One facet of Rogulja's lab explores the neural mechanisms governing mating behavior in drosophila. In 2016, Rogulja and her colleagues discovered the role of dopamine in reflecting the mating need state in males flies and driving the appropriate reproductive behaviors. They found that as males flies participated in copulations, they had increased dopaminergic activity, and decreased mating driving, highlighting the potential of dopamine activity serving as a molecular correlate of mating drive. They further found that the mating drive signal is transmitted by dopamine neurons and integrated with sensory information specific to female perceptions and these neurons further project to motor areas to drive mating behavior. Their circuit mapping exquisitely shows the way in which internal motivational states in drosophila can interact with sensory information and change behavioral output. Following this study, Rogulja and her colleagues explored how dopaminergic signals onto P1 neurons determine courtship probability. They found that a motivational dopamine signal drives the initiation of courtship behavior through interactions with P1 neurons, and the same dopamine signal arriving at P1 following initiation of copulation helps to sustain copulation as well as terminate it. The mechanisms with which the dopaminergic neurons stimulate and terminate copulatory behavior are distinct and the element of chance in plays a role in behavioral outcomes due to the desensitization mechanisms of dopamine neurons pre-copulation. While the element of chance might lead to behavioral inflexibility by the organism itself, it also allows for environmental influences to shape outcomes in novel ways.

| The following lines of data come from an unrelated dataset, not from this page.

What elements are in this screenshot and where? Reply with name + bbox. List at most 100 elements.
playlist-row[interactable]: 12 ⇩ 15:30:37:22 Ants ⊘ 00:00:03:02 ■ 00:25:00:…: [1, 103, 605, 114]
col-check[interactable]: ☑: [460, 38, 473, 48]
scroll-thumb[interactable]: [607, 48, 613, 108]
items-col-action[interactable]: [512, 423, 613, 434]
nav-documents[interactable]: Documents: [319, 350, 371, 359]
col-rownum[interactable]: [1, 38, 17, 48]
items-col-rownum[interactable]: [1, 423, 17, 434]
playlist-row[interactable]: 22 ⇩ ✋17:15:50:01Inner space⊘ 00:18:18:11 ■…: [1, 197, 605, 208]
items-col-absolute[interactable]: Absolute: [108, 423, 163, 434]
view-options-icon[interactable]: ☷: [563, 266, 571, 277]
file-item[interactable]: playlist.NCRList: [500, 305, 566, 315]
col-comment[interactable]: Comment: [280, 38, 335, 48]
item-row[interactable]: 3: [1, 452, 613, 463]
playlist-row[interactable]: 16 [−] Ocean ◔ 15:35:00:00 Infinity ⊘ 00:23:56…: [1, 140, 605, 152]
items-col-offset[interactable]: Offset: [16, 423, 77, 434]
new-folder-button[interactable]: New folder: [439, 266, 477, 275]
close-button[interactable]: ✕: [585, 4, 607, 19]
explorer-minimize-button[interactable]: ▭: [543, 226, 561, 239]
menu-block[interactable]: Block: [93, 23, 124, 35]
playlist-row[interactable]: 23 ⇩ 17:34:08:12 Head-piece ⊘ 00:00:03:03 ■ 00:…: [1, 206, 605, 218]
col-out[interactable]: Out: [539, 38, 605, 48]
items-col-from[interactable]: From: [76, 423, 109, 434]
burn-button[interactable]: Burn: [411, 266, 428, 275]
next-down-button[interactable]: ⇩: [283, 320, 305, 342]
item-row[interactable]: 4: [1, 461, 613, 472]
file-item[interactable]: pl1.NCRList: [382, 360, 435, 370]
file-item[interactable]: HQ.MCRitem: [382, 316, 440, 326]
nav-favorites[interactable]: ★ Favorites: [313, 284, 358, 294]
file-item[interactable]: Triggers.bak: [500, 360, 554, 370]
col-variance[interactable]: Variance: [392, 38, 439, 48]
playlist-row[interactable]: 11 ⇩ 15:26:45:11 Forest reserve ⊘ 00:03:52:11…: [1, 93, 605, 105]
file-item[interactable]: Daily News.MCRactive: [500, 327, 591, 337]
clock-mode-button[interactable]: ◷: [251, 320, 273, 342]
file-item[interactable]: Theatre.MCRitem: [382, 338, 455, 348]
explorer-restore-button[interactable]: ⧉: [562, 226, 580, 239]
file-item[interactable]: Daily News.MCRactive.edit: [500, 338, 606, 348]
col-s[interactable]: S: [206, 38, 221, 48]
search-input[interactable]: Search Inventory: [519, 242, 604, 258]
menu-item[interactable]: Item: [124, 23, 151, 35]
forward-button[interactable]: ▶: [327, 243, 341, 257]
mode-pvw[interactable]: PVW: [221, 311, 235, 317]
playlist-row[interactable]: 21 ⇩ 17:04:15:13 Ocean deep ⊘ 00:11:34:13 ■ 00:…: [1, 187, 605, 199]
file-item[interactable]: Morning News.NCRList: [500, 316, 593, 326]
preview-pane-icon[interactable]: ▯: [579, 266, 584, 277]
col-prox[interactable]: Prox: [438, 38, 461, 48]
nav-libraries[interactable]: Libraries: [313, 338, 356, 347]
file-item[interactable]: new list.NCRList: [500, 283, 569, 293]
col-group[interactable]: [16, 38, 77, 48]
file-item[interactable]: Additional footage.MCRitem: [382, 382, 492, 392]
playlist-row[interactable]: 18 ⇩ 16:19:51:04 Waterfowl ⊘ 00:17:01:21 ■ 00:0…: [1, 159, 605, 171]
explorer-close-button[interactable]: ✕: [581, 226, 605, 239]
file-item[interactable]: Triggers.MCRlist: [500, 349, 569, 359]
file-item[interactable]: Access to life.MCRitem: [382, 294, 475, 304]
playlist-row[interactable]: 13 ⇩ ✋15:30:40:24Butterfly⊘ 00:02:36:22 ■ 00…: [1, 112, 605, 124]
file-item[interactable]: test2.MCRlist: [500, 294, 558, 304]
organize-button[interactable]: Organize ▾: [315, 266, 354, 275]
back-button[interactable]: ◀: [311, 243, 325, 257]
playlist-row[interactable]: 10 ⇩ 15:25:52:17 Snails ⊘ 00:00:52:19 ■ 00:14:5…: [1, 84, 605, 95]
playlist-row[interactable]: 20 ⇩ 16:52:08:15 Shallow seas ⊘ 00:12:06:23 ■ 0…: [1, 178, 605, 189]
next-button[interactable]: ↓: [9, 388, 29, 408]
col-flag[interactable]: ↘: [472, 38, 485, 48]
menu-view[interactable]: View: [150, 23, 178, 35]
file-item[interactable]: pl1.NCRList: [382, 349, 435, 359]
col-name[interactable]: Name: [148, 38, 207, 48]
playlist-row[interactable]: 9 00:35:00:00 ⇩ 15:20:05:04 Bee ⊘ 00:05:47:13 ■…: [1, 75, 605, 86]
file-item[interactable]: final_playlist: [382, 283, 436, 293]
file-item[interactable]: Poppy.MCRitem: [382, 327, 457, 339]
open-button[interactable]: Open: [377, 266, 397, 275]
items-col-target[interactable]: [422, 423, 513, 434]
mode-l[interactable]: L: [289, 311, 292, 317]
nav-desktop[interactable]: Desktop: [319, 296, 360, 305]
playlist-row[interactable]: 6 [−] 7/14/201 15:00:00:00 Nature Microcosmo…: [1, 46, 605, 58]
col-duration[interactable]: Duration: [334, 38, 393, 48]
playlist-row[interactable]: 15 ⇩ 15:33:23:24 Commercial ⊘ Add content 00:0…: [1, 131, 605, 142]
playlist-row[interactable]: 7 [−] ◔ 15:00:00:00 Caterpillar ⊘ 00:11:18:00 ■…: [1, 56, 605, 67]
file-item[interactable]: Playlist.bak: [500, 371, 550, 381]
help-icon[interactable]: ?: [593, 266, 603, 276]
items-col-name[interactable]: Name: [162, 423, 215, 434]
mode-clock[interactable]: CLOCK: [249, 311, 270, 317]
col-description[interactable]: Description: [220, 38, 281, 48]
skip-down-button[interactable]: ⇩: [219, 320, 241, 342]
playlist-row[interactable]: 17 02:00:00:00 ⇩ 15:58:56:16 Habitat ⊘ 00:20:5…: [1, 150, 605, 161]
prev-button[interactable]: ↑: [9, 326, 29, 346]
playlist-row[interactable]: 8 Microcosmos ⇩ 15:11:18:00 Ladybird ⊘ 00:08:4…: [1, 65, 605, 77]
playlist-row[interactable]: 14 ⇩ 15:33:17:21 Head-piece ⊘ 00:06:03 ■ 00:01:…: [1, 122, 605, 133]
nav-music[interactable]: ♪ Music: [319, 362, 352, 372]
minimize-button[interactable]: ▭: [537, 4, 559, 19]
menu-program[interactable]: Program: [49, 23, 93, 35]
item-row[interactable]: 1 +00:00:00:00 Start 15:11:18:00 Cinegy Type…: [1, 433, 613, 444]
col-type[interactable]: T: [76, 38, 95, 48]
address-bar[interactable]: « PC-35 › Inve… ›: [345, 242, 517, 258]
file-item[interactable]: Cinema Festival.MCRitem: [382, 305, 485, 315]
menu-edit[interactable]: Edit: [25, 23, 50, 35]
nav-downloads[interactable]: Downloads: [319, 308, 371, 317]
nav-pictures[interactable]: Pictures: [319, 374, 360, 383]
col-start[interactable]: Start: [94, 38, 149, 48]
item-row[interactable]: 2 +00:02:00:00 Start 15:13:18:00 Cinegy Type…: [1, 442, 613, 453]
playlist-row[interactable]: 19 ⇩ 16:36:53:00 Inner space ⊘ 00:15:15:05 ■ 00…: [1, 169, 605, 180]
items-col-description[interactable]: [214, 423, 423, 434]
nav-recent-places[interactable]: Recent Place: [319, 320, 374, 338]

Again using mating behavior as a tool to elucidate neural correlates of motivational states, Rogulja and her team probed how motivational dynamics can exist across such large time scales. They identified an excitation loop in Drosophila wherein  increased dopaminergic tone increased the propensity to court but then after copulation, CREB2 generates an inhibitory environment by increasing expression of leaky potassium channels, which helps to stabilize peak motivation in reproductive drive and induce reproductive satiety. They further used computational tools to reproducibly model the observed behavioral and physiological dynamics in mating behavior.

== Awards and honors ==
- 2016 NIH Director's New Innovator Award Recipient
- 2016 Pew Biomedical Scholar
- 2015 NYSCF – Robertson Neuroscience Investigator

== Select publications ==
- Zhang SX, Rogulja D, Crickmore MA. Recurrent Circuitry Sustains Drosophila Courtship Drive While Priming Itself for Satiety. 2019. Current Biology : Cb. PMID 31474539
- Zhang SX, Miner LE, Boutros CL, Rogulja D, Crickmore MA. Motivation, Perception, and Chance Converge to Make a Binary Decision. Neuron. PMID 29983326 DOI: 10.1016/j.neuron.2018.06.014
- Zhang SX, Rogulja D, Crickmore MA. Dopaminergic Circuitry Underlying Mating Drive. Neuron. 2016. PMID 27292538
- Rogulja D, Young MW. Control of sleep by cyclin A and its regulator. 2012. Science. 335: 1617–21. PMID 22461610
- Rogulja D, Rauskolb C, Irvine KD. Morphogen control of wing growth through the Fat signaling pathway. 2008. Developmental Cell. 15: 309–21. PMID 18694569
- Rogulja D, Irvine KD. Regulation of cell proliferation by a morphogen gradient. 2005. Cell. 123: 449–61. PMID 16269336 DOI: 10.1016/j.cell.2005.08.030
- Kuznedelov K, Minakhin L, Niedziela-Majka A, Dove SL, Rogulja D, Nickels BE, Hochschild A, Heyduk T, Severinov K. A role for interaction of the RNA polymerase flap domain with the sigma subunit in promoter recognition. Science. 295: 855–7.